Although I agree with the majority that a magistrate cannot hold a jury trial absent consent of the parties, I write specially because I respectfully submit that it is extremely doubtful that a jury trial is warranted under the factual allegations of the pleadings. The allegations stated in the complaint relate primarily to the alleged unwholesome environment surrounding the food served at the prison. Although the complaint alleges a class action, Wickline appears to be the only plaintiff bringing the suit and a class action has not been certified. Plaintiff alleges no injury or harm to himself other than a conclusory claim of denial of a constitutional right. Moreover, plaintiff’s prayer for relief does not request compensatory damages in the form of actual or at least nominal damages, but seeks only punitive damages. Under Missouri law, compensatory damages are a prerequisite to a punitive damages award. See, e.g., Jasperson v. Purolator Courier Corp., 765 F.2d 736, 741 (8th Cir.1985) (“Ordinarily, in actions where punitive damages may be awarded, a showing of legal malice is sufficient to support such damages once there is a base of liability that supports actual or nominal damages.”). See also Restatement (Second) Torts § 908 comment b (1979) (in cases in which punitive damages may be awarded, “a cause of action for the particular tort must exist, at least for nominal damages”). Since there is no prayer for compensatory damages, plaintiff at best would only be entitled to the equitable relief requested in his complaint through the issuance of a temporary or permanent injunction.

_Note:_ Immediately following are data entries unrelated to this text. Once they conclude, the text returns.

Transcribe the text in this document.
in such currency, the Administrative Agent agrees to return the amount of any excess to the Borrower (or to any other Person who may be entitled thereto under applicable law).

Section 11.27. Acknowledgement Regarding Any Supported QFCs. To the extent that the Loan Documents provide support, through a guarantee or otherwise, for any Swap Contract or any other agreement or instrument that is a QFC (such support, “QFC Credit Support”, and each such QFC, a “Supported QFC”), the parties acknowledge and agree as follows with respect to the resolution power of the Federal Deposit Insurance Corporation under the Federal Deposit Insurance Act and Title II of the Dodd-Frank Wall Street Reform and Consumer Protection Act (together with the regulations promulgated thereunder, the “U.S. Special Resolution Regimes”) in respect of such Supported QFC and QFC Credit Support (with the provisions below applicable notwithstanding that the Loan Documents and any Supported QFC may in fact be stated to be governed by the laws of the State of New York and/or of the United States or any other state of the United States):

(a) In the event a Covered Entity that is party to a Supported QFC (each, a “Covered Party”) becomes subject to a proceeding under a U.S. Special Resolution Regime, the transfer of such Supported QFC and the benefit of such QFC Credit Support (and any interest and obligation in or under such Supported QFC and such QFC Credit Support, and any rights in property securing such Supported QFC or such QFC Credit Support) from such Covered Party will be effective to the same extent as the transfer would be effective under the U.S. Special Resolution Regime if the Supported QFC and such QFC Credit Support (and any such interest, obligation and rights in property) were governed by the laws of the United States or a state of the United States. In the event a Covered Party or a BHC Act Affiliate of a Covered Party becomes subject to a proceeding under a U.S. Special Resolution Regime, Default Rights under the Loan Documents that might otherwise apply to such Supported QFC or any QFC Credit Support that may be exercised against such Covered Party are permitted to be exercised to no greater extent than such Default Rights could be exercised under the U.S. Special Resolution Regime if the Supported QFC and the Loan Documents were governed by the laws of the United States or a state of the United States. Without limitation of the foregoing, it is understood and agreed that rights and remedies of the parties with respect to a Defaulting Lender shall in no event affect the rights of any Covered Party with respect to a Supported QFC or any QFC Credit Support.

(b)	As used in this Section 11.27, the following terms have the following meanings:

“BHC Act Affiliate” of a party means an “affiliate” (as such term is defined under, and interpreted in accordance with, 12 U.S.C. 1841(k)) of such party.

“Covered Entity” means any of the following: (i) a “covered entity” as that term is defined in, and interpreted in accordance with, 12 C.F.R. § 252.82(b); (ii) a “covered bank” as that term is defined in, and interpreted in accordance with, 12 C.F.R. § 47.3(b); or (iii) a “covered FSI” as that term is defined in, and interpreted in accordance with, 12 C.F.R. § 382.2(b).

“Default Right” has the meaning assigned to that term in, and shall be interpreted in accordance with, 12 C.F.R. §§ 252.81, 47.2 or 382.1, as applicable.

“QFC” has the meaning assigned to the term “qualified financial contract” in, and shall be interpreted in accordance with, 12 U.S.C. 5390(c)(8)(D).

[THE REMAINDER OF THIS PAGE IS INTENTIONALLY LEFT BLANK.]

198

It is difficult for me to perceive how many of the complaint’s allegations could be cognizable at law as cruel and unusual punishment or a denial of due process. For example, plaintiff alleges that defendants refuse to provide the recommended dietary allowances established by the state dietician or any proper substitutes for those recommended allowances, that the meals served are not attractive, that inadequate amounts of fresh citrus fruits are served, that the fruit juices are improperly diluted, that meals are not served at hot temperatures, that baked goods become dry from improper storage, that smoking is allowed in food service areas, that food service personnel wear improper clothing, and that civilian personnel are not used to supervise the food service. I do not make light of the allegations that the food is often tainted, that the food is infested with cockroaches and other insects, and that the *1060food service areas are filthy. Inmates have a constitutional right to be free from inhumane treatment and brutality and to be provided the basic necessities of life. See Finney v. Arkansas Board of Corrections, 505 F.2d 194, 215 (8th Cir.1974). If the food is in fact tainted or served in filthy surroundings, then some form of equitable relief may be warranted. However, because plaintiff here at best could be granted only the equitable injunctive relief he seeks, not the legal relief requested solely in the form of punitive damages, he is not entitled to a jury trial in the federal courts. See generally Simler v. Conner, 372 U.S. 221, 83 S.Ct. 609, 9 L.Ed.2d 691 (1963) (per curiam) (cited in Continental Bank & Trust Co. v. American Bonding Co., 605 F.2d 1049, 1055 n. 13 (8th Cir.1979)). See also Setser v. Novack Investment Co., 638 F.2d 1137, 1140 (8th Cir.1981) (discussing types of “legal relief” to which constitutional guarantee of right to trial by jury applies).

Rather than convening a jury, I think it far more desirous that the district court, through the magistrate, hold an evidentiary hearing and determine if any of the allegations have a basis in fact and are so egregious that they state a constitutional claim. If the magistrate determines that through denial of a constitutional right the plaintiff has been personally harmed, the magistrate may then determine whether some form of equitable relief, not money damages, is appropriate. Because the suit appears to be equitable in nature, this case as pled fails to provide a jury issue. I respectfully suggest that analysis of the complaint and resolution of the case based on the pleadings should be our first priority before we attempt to reach any issues of constitutional dimension which are brought before us.